The USO is meant to be the catch-all to fill the gap for the 5%, but one thing that has not been discussed today is the fact that Ofcom’s last report in December put forward three scenarios to the Government, to which, to my knowledge, we have yet to hear an official response—the Minister will correct me if I am wrong. Scenario one said that the USO would be 10 megabits simple downloads; scenario two was for 10 megabits, but with more latency specifications and an upload speed of 1 megabit; and scenario three was a 30 megabits download speed. The regulator is at pains to point out that a decision rests with the Government. There are political decisions to be made about the infrastructure that we want.
Does my hon. Friend share my frustration about not knowing who to blame? Just when we think we have got our finger on it, and we go to the Government, they blame Ofcom. When we run to Ofcom, it blames the Government or the companies. There is a Bermuda triangle of blame and we just cannot get all three corners together.
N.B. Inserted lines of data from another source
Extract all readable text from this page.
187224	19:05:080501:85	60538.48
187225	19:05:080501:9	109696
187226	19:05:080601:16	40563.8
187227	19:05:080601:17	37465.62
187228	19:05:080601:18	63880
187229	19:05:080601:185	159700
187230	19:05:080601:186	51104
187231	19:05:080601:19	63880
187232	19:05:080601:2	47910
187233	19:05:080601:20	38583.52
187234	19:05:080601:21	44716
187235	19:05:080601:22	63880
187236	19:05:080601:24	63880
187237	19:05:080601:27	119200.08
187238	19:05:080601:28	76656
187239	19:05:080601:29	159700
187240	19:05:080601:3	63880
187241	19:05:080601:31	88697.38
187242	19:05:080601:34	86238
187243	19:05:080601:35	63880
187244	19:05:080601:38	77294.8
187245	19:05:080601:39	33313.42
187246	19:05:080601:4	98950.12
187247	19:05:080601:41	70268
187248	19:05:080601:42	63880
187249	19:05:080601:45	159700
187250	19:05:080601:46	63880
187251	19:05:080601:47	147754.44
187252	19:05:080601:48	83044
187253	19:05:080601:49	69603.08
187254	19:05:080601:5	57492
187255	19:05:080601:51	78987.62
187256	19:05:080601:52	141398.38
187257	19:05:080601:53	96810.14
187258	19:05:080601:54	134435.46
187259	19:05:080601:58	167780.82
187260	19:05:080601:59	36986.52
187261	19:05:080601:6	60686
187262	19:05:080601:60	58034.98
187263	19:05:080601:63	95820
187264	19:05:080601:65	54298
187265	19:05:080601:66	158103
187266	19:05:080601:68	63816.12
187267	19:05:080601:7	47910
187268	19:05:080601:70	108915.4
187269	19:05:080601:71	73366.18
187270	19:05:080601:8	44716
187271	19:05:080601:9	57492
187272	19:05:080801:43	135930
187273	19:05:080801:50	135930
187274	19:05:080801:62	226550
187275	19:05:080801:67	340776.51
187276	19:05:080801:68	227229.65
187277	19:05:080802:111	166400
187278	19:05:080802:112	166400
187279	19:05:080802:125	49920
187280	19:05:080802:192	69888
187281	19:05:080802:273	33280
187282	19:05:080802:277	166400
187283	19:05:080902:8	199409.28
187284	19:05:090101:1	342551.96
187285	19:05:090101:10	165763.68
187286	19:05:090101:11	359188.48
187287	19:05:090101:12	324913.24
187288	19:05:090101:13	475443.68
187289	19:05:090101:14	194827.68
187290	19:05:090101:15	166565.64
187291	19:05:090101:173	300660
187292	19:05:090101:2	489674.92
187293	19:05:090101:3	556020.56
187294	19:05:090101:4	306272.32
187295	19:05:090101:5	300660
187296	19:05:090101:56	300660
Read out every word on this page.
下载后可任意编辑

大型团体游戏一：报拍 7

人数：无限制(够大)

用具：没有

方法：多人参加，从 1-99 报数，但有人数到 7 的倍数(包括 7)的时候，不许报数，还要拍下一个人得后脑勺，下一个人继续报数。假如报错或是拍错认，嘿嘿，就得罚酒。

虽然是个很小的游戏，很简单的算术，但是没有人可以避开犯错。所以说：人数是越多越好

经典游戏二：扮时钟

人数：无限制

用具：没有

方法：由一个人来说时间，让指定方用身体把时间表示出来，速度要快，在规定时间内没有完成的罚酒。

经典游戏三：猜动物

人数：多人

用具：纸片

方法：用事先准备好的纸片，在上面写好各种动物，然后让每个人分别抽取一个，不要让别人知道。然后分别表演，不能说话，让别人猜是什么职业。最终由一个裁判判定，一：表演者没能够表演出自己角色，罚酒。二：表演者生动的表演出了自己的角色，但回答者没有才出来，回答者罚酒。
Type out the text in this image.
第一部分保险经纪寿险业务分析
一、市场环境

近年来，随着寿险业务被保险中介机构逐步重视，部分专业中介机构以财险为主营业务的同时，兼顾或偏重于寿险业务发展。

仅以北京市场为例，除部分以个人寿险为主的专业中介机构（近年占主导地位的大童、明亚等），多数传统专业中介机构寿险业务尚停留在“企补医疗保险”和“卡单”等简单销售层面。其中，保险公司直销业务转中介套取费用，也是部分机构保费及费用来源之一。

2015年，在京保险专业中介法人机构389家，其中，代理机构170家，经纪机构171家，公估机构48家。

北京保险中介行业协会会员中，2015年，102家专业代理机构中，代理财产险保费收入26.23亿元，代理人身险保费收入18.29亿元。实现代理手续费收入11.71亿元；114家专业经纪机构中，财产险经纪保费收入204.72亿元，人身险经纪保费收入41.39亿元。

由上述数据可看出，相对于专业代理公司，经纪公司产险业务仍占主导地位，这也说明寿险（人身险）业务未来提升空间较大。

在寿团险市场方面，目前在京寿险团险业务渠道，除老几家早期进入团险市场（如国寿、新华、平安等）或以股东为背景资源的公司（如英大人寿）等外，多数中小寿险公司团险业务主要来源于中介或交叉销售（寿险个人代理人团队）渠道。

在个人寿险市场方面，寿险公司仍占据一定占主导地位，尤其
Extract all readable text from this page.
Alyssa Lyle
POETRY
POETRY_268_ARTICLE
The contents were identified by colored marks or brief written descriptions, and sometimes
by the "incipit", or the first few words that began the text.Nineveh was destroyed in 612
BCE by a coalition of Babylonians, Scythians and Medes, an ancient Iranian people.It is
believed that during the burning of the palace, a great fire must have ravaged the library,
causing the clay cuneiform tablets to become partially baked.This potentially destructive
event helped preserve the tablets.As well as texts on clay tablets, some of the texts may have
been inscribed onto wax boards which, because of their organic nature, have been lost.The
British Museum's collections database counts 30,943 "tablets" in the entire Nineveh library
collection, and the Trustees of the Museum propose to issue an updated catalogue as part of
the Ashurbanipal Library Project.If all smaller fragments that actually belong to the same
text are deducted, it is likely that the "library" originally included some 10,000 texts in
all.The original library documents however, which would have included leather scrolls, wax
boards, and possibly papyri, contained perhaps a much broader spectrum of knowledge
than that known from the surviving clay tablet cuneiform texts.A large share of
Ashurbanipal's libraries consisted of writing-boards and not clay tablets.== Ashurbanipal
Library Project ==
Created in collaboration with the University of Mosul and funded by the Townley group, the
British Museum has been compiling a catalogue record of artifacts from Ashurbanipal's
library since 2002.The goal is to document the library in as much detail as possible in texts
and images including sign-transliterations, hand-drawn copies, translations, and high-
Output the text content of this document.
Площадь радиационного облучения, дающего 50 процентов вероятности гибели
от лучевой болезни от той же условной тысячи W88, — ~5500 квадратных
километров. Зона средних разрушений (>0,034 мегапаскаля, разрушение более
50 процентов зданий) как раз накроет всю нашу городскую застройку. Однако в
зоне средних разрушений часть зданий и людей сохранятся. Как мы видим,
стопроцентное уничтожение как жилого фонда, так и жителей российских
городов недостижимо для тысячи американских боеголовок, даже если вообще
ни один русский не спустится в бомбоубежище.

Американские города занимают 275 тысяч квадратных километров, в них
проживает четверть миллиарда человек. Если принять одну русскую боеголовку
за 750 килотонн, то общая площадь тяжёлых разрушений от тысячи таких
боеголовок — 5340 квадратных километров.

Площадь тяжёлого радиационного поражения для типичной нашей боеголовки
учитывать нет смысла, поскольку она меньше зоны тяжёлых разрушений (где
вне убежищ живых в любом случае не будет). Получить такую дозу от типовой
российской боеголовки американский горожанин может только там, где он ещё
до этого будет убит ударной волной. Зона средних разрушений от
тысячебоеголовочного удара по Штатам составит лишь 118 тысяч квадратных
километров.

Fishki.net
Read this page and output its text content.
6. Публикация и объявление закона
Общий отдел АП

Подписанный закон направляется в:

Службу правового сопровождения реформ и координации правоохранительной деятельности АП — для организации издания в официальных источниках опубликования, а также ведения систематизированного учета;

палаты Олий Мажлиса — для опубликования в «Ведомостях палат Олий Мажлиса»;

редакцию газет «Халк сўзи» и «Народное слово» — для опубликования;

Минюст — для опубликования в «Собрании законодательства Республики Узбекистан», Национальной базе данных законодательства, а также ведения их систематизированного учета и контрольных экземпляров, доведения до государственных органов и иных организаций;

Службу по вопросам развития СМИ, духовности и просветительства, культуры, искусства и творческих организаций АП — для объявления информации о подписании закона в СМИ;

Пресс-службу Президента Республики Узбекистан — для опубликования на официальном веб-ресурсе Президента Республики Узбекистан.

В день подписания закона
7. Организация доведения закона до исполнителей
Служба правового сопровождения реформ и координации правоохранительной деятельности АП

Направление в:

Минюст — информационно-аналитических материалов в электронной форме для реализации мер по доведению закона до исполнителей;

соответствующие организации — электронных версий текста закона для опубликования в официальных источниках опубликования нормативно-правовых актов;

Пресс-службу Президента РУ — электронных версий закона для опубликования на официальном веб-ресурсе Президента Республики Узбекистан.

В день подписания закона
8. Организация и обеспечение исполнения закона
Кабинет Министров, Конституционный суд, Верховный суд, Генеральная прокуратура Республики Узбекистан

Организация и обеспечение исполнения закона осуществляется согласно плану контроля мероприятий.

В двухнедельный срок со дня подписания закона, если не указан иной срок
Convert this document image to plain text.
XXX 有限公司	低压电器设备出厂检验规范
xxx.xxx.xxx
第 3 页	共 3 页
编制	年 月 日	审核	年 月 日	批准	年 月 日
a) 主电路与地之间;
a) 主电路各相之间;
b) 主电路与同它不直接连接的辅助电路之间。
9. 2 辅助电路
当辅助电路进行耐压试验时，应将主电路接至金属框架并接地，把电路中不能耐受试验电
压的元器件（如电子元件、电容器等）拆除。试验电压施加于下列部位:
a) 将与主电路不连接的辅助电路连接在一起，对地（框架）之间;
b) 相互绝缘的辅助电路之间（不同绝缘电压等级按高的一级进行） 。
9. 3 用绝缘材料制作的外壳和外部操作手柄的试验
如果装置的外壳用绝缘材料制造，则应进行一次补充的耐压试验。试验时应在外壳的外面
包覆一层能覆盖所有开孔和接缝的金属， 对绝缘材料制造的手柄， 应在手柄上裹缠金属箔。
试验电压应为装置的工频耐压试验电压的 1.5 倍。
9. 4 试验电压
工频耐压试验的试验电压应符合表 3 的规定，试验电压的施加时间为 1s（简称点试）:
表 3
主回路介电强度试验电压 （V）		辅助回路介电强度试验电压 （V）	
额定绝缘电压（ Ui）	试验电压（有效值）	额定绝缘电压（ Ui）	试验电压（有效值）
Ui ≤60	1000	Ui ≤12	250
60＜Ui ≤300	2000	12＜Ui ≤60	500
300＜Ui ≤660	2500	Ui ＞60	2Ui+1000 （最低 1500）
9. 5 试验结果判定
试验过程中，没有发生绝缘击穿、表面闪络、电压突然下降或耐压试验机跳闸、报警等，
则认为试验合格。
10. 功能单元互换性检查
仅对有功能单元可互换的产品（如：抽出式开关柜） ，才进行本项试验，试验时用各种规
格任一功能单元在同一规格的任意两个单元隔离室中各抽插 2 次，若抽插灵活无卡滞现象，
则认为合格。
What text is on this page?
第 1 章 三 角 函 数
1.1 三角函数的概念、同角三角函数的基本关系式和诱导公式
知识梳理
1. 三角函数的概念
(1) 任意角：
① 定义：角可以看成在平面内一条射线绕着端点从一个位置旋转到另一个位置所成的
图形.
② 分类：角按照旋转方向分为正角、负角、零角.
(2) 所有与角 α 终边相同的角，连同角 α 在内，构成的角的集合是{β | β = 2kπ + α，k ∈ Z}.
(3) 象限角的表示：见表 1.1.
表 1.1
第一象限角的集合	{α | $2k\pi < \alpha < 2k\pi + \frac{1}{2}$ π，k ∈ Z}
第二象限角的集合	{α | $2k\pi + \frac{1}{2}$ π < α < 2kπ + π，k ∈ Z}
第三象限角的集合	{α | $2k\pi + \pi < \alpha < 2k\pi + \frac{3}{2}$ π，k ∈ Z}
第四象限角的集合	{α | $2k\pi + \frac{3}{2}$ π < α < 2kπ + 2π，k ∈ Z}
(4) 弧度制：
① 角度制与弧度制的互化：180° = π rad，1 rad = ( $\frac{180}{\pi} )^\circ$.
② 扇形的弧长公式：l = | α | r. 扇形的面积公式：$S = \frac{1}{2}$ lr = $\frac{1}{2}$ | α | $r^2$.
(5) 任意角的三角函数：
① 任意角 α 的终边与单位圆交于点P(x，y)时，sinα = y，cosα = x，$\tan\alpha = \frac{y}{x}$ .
In a future debate, we should address the fact that there is too much outsourcing of policy decisions to Ofcom. A lot of these decisions are political. I sometimes joke with my hon. Friend that he is the MP for the Faroe Islands, but the reality is that the Faroe Islands have that coverage because they took a political decision. They wanted that level of coverage and they took the policy decisions to deliver it. We could do the same, but we do not. We tend to pragmatism and say, “It’s going to cost a lot of money. How important is it? We’ll ask Ofcom and then shape the answer. Ofcom suggested this and recommended that.”